Page:Aimard - La Grande flibuste, 1862.djvu/246

Le texte de cette page a été corrigé et est conforme au fac-similé.

— Nous, non ! s’écria vivement le comte ; mais les habitants de l’hacienda ?

— Pas davantage, reprit Belhumeur ; voyez, tous les arbres ont été coupés et déracinés à une trop grande distance de la colonie pour que le feu puisse l’atteindre : ce n’est qu’un stratagème employé par les Indiens, afin de pouvoir arriver jusqu’ici sans être comptés.

— Cependant je suis de l’avis de ce caballero, fit le capataz ; nous ferons bien, je crois, d’avertir à l’hacienda.

— Il y a encore autre chose de plus urgent à faire, dit le comte, c’est d’expédier un batteur d’estrade adroit, afin de savoir positivement à qui nous avons affaire, quels sont nos ennemis et s’ils sont nombreux.

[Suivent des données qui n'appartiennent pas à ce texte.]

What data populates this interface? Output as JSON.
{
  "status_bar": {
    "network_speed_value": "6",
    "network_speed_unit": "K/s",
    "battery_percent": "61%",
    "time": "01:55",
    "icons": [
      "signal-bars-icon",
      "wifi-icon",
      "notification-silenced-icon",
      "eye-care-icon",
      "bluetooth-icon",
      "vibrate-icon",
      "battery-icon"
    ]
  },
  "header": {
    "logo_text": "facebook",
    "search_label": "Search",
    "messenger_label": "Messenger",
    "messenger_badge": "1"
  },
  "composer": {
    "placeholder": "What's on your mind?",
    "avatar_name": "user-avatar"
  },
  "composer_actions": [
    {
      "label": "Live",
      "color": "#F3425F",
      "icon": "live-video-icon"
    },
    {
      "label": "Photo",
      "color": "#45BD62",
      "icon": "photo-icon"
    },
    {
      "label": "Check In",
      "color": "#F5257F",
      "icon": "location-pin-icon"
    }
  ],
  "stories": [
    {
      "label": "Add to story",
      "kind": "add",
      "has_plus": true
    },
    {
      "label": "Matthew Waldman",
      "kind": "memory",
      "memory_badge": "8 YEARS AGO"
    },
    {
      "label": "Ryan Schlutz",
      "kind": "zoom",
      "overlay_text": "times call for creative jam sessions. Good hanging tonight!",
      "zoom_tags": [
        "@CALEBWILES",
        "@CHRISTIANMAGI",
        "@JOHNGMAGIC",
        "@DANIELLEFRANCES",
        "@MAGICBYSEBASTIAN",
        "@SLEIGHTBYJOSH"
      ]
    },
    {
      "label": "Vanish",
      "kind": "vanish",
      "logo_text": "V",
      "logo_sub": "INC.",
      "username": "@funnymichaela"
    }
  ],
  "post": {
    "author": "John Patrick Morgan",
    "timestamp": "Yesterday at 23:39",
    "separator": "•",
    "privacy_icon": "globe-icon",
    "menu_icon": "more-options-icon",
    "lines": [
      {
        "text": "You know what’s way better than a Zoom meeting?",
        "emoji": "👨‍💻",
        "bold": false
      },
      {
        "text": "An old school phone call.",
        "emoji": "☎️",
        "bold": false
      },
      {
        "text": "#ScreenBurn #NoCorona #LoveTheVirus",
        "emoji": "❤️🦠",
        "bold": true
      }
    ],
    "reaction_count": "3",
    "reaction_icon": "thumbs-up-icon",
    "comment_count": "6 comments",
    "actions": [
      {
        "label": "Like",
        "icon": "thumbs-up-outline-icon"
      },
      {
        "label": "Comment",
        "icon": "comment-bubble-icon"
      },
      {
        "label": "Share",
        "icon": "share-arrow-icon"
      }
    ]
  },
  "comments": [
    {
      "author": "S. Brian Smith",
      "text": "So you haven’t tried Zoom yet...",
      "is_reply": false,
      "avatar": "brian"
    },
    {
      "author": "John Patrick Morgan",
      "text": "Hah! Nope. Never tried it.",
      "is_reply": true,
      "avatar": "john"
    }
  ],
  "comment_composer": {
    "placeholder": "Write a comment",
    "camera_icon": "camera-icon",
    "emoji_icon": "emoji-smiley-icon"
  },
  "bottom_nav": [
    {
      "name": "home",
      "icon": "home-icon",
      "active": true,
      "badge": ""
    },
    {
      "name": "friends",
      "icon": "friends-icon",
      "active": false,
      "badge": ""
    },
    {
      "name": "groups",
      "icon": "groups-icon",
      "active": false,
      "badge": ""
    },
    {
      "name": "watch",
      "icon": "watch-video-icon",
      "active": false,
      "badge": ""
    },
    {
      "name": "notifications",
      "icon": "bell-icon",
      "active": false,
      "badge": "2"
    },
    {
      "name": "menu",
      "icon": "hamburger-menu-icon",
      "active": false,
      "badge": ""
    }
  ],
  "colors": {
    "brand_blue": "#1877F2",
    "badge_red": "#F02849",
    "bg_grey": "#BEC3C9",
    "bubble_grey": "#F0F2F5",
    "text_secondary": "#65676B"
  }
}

— L’un n’empêche pas l’autre, reprit Belhumeur ; dans un cas comme celui qui se présente, deux précautions valent mieux qu’une. Voici mon avis : la Tête-d’Aigle reconnaîtra l’ennemi, tandis que nous, nous nous rendrons à l’hacienda.

— Tous ? observa le capataz.

— Non ; votre position ici est sûre, vous êtes à même, en cas d’attaque sérieuse, de nous rendre de grands services ; don Luis et moi nous irons seuls à la colonie. Souvenez-vous que vous ne devez vous montrer sous aucun prétexte. Quoi qu’il arrive, attendez l’ordre d’agir, est-ce bien convenu ?

— Allez, caballeros, je ne tromperai pas votre confiance.

— Bien. Maintenant, à l’œuvre. Vous, chef, je n’ai aucune recommandation à vous faire ; vous nous trouverez à l’hacienda si vous apprenez quelque chose d’important.